Construction of hybrid Ni–Mn–Co–Ce oxide yolk-double shell hierarchical architectures for enhanced supercapacitors

Abstract

Hybrid metal oxides possess the favorable features of each component and are proven suitable candidates for supercapacitors. However, the construction of hybrid metal oxides with intricate hollow architectures is specially challenging. Herein, we exploit a simple strategy to synthesize NiO–MnO₂–Co₃O₄–CeO₂ yolk-double shell (Ni–Mn–Co–Ce oxide YDS) hierarchical architectures for enhanced supercapacitor performance. First, a Ni–Mn–Co–Ce glycerate-templated construction of yolk–shell hierarchical architecture intermediates was crafted using a solvothermal method. The yolk–shell hierarchical architecture intermediates were then transformed into Ni–Mn–Co–Ce oxide YDS hierarchical architectures via pyrolysis. Such designed hybrid Ni–Mn–Co–Ce oxide materials can be deemed attractive electrodes for supercapacitors with unique components and architectures. They demonstrated a high specific capacitance of 2126.7 F g⁻¹ at 4.0 A g⁻¹ and a mere 10.2% reduction in 10 000 cycles.
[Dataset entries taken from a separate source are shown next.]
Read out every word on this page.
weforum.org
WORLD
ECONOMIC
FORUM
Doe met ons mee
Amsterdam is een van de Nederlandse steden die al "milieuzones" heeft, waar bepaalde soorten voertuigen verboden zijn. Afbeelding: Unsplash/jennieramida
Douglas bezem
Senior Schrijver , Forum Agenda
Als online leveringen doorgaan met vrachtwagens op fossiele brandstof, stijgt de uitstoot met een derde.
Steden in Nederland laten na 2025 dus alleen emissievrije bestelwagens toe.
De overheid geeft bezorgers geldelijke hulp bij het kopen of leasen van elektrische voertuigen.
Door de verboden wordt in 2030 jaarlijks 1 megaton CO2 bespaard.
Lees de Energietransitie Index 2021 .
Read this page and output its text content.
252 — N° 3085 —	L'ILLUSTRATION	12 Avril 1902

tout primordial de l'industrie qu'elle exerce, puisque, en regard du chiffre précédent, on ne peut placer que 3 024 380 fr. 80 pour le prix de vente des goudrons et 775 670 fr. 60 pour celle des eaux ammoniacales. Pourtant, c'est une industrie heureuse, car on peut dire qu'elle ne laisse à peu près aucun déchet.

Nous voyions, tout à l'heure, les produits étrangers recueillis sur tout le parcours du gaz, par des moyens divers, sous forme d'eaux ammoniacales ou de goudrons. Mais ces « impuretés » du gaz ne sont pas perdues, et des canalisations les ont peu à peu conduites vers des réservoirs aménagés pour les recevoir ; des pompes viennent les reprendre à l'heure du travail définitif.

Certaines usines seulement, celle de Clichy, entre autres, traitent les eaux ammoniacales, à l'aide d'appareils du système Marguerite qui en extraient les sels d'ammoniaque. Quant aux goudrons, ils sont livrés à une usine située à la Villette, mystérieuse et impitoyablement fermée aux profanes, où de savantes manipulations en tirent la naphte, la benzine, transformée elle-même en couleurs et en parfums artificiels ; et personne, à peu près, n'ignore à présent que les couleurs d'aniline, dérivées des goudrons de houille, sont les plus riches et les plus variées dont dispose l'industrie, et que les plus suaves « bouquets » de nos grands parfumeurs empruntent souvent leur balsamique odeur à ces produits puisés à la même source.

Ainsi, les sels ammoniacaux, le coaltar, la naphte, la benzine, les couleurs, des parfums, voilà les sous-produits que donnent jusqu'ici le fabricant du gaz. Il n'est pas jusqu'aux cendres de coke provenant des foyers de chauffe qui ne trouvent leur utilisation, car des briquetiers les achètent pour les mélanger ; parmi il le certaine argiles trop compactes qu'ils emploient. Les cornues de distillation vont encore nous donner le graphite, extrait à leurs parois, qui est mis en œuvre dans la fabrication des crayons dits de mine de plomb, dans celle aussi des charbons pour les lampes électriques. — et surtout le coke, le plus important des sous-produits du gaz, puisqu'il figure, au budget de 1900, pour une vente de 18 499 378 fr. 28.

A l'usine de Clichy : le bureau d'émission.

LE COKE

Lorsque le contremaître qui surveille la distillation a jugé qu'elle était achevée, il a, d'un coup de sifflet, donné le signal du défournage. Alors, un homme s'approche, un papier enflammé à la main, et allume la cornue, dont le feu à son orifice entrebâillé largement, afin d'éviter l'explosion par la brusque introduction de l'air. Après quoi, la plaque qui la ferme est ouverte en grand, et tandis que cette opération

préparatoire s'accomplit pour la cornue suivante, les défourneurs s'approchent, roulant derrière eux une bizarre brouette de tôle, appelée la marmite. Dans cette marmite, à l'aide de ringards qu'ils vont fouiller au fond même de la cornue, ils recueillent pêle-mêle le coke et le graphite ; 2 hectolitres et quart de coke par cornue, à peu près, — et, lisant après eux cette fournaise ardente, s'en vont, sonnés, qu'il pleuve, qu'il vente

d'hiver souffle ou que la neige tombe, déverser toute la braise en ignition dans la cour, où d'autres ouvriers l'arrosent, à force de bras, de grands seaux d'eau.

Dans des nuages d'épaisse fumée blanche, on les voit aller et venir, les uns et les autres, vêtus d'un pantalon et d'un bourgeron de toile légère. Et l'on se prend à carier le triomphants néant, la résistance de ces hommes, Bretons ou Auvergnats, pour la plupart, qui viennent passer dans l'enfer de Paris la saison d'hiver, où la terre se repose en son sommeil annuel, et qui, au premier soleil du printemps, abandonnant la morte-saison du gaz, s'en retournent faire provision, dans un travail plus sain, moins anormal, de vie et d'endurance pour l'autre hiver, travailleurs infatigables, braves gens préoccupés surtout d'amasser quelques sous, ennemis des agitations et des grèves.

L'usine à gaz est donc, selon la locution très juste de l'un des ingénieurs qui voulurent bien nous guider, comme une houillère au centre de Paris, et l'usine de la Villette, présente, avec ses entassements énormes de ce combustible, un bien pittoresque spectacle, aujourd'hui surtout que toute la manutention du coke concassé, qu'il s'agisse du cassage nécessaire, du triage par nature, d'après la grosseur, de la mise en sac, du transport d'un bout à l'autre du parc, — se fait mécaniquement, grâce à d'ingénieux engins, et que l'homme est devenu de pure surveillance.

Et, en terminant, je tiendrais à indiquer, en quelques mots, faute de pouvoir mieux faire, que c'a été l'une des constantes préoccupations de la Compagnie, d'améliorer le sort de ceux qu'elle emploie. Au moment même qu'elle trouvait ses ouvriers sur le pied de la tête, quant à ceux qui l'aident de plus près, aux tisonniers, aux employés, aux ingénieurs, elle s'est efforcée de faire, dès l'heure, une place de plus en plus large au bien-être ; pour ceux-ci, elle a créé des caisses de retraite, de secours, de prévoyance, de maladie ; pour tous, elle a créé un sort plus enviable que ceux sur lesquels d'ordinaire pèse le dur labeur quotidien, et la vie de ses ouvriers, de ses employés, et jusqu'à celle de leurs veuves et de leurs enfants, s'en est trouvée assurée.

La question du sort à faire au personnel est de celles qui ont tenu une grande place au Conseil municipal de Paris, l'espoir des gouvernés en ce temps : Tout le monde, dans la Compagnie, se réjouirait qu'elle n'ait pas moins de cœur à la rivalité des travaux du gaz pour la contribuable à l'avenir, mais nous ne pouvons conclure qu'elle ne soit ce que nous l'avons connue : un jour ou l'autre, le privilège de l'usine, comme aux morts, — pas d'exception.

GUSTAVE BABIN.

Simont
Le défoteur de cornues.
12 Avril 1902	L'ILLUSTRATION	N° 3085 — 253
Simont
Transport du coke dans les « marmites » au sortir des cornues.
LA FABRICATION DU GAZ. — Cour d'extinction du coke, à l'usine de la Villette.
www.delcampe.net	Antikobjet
The Ni–Mn–Co–Ce oxide YDS hierarchical architectures were further used to construct the cathode in an asymmetric supercapacitor, achieving an energy density of 100.4 Wh kg⁻¹ at 1200 W kg⁻¹. This work provides a simple avenue for fabricating hybrid metal oxides with complex hollow architectures toward high-performance supercapacitors.